Most recently i completed Rushmore, shot at the beginning of May on a road trip to Mount Rushmore and the surrounding area. Now we've likely all taken in the view of the open countryside from the passenger seat, but armed with my camera and a few hours of tape i captured a lot of scenery. It wasn't until i was back home that i realized how much i could do with the footage. Snappy editing between locales reveals a landscape of changing colour, texture and size. You can't really 'document' the trip the way you experience it, but the fun of it for me is trying to create that sensation of discovery by building up to what the audience expects to see. On the rushmore trip it was timelapsing the landscape to physically contrast the change on the drive down. In Vegas it was a buildup to a night landing showing the glowing strip from the seat of the plane. In California it was a series of long steady zoom outs from the beach, hollywood blvd, and amusement parks to reveal the energy and life of the locales. Like all my projects, seeing people react to them is the best part. And when someone can get excited about the way you organize images, and in turn, relate the project to their own experience or vacation without being there, it becomes more than just pictures of the place you've been. It becomes a conversation starter, something to share and reminisce over, and perhaps more than just a still photo, encourages a more immediate emotional response.

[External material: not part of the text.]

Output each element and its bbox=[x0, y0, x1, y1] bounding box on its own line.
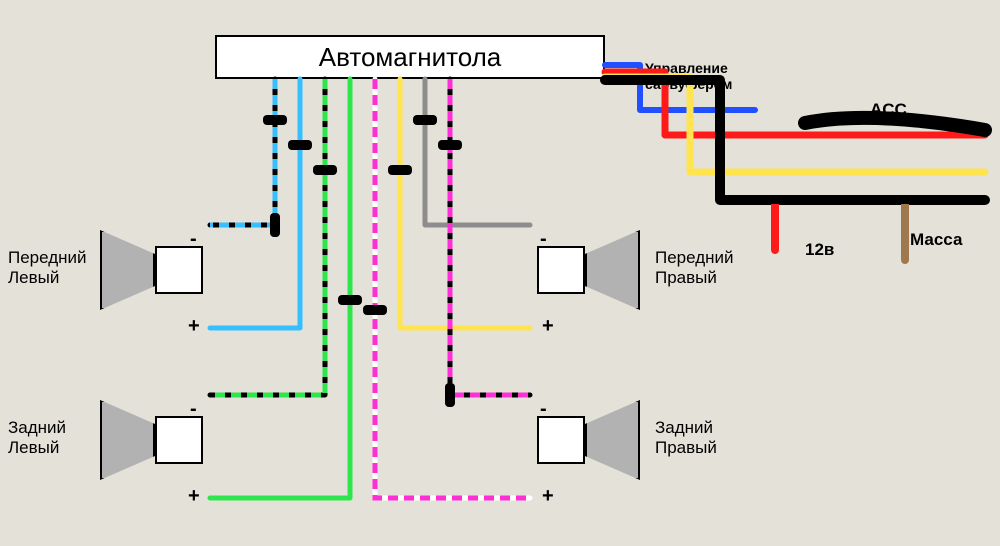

So here's hoping the trend can continue. Rushmore: The 2007 Road Trip is complete and i can't wait to share it. Of course, i'd love to see any videos or pictures that any of you have taken on your trips. Since i've used up all my money and won't be travelling for a while, it's the next best thing to being there, haha. I can't deny it though, after a month of editing this last project it's great to move on to something new.